An official note from the Cuban government blamed the United States for the migration crisis. Washington provoked the wave of migration, it claimed, when it reduced the number of immigrant and tourism visas it issues each year. Havana said it’s ready to receive all Cuban citizens who want to return to the island voluntarily.

A mysterious affliction that hit U.S. and Canadian diplomats in Havana led the US government to reduce its diplomatic personnel in the Cuban capital by 60 percent and process visa applications in third countries in Latin America. The affliction was likely caused by targeted microwave emissions, according to a recent report by the U.S. National Academy of Science.

The number of non-immigrant visas issued to Cubans plunged from 16,335 in 2017 to 6,959 in 2018 and to 10,167 last year. Immigration visas totaled 7,748 in 2019, according to the U.S. State Department. Washington also suspended the Cuban Family Reunification Program, leaving more than 20,000 families in limbo.

Jorge Duany, who heads the Cuban Research Institute at Florida International University, said a new migration crisis is unlikely even though the island is undergoing a profound economic crisis, an increase in the level of repression and the impact of the Trump administration’s “maximum pressure” policies.

“Since the cancellation of the ‘wet foot dry foot’ policy the United States has deported a growing number of Cubans to their native country,” said Duany.

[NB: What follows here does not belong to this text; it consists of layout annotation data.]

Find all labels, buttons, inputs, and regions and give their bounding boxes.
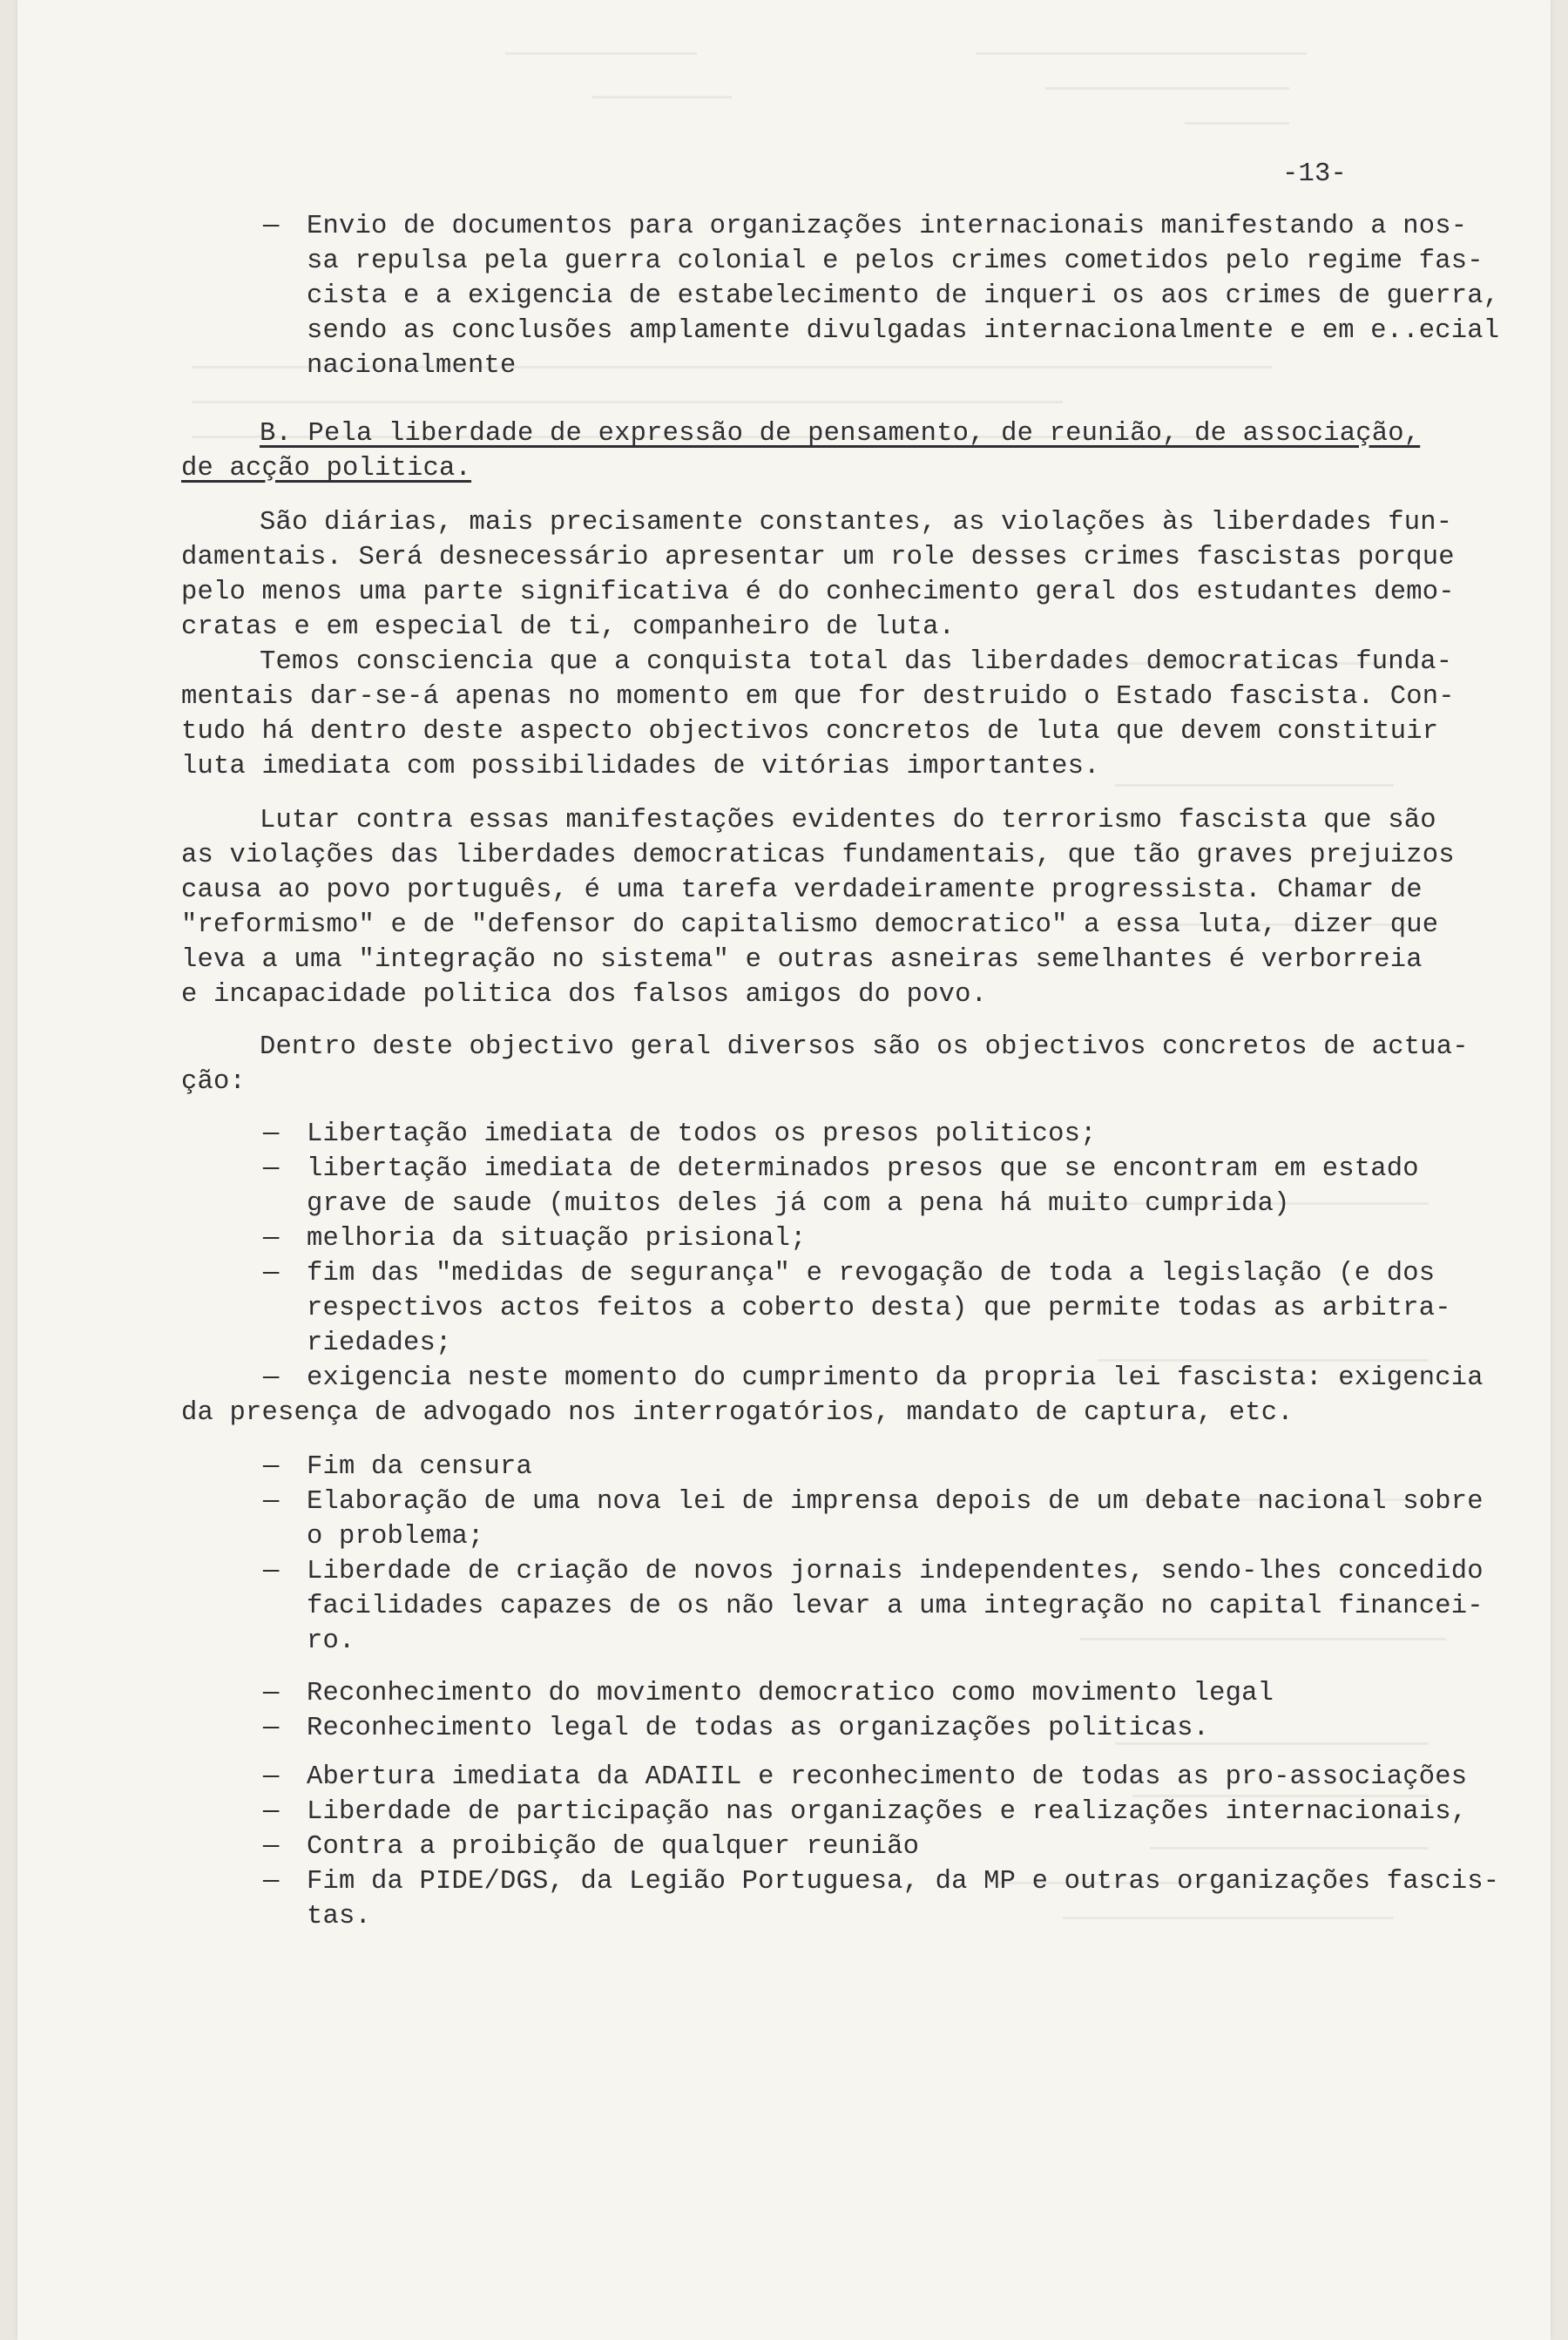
list-dash-marker: — [263, 1679, 280, 1708]
paragraph-line: leva a uma "integração no sistema" e outras asneiras semelhantes é verborreia [181, 945, 1423, 975]
list-item-line: Reconhecimento do movimento democratico como movimento legal [307, 1679, 1274, 1708]
list-item-line: Liberdade de participação nas organizações e realizações internacionais, [307, 1797, 1468, 1827]
intro-item-line: Envio de documentos para organizações internacionais manifestando a nos- [307, 212, 1468, 241]
list-item-line: Libertação imediata de todos os presos politicos; [307, 1119, 1097, 1149]
show-through-mark [976, 52, 1307, 55]
list-item-line: libertação imediata de determinados presos que se encontram em estado [307, 1154, 1419, 1184]
list-item-line: respectivos actos feitos a coberto desta) que permite todas as arbitra- [307, 1294, 1451, 1323]
list-item-line: o problema; [307, 1522, 484, 1552]
list-dash-marker: — [263, 212, 280, 241]
list-dash-marker: — [263, 1557, 280, 1586]
paragraph-line: tudo há dentro deste aspecto objectivos concretos de luta que devem constituir [181, 717, 1439, 747]
show-through-mark [505, 52, 697, 55]
section-heading-line: B. Pela liberdade de expressão de pensamento, de reunião, de associação, [260, 419, 1421, 449]
list-item-line: Elaboração de uma nova lei de imprensa depois de um debate nacional sobre [307, 1487, 1484, 1517]
list-item-line: Fim da PIDE/DGS, da Legião Portuguesa, da MP e outras organizações fascis- [307, 1867, 1500, 1897]
list-item-line: ro. [307, 1627, 355, 1656]
list-item-line: riedades; [307, 1329, 452, 1358]
list-dash-marker: — [263, 1797, 280, 1827]
list-item-line: Abertura imediata da ADAIIL e reconhecimento de todas as pro-associações [307, 1762, 1468, 1792]
show-through-mark [1045, 87, 1289, 90]
list-item-line: fim das "medidas de segurança" e revogação de toda a legislação (e dos [307, 1259, 1436, 1288]
paragraph-line: luta imediata com possibilidades de vitórias importantes. [181, 752, 1100, 781]
paragraph-line: Temos consciencia que a conquista total das liberdades democraticas funda- [260, 647, 1453, 677]
list-item-line: Fim da censura [307, 1452, 533, 1482]
list-item-line: Reconhecimento legal de todas as organizações politicas. [307, 1714, 1210, 1743]
list-dash-marker: — [263, 1259, 280, 1288]
list-item-line: da presença de advogado nos interrogatórios, mandato de captura, etc. [181, 1398, 1294, 1428]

President Barack Obama eliminated the policy in 2017, which allowed Cubans who set foot on U.S. territory to remain but deported those intercepted at sea. Since then, applications for asylum along the southern border have soared, even though Trump administration restrictions have made it more difficult to win asylum.

“It is expected that the southern borders of the United States, with Mexico and the Caribbean will remain hermetically sealed, at least until the Trump administration hands over power and the situation with the pandemic normalizes,” added Duany, an expert on Cuban issues.


Hundreds of other Cubans are preparing to leave for the United States from Chile, Uruguay and Peru, according to dozens of WhatsApp and other social media posts viewed by el Nuevo Herald and telephone interviews.

José Yans Pérez, a Cuban who has lived in Chile for three years but dreams of living in the United States, is one of the migrants ready to travel through Latin America to reach the US border.

“The situation in Chile has become very difficult. There’s no work, and the process of becoming legal is interminable,” said Perez, who tried to reach the United States from Cuba several times aboard makeshift boats before he emigrated to Chile.

Posts in whatsApp, Facebook and Messenger show the Cubans organizing and detailing the process for applying for political asylum when they reach the U.S. border.

“I’ve been in Chile without papers for two-and-a-half years. Friends have been in the United States for one year and they already have residence. That’s why I am going. I don’t want to stay here, where the Cubans are last,” said Gustavo Cedeño, 46.

“Without papers you can’t work. We also don’t have access to health care, and now they are threatening to deport us to Cuba.”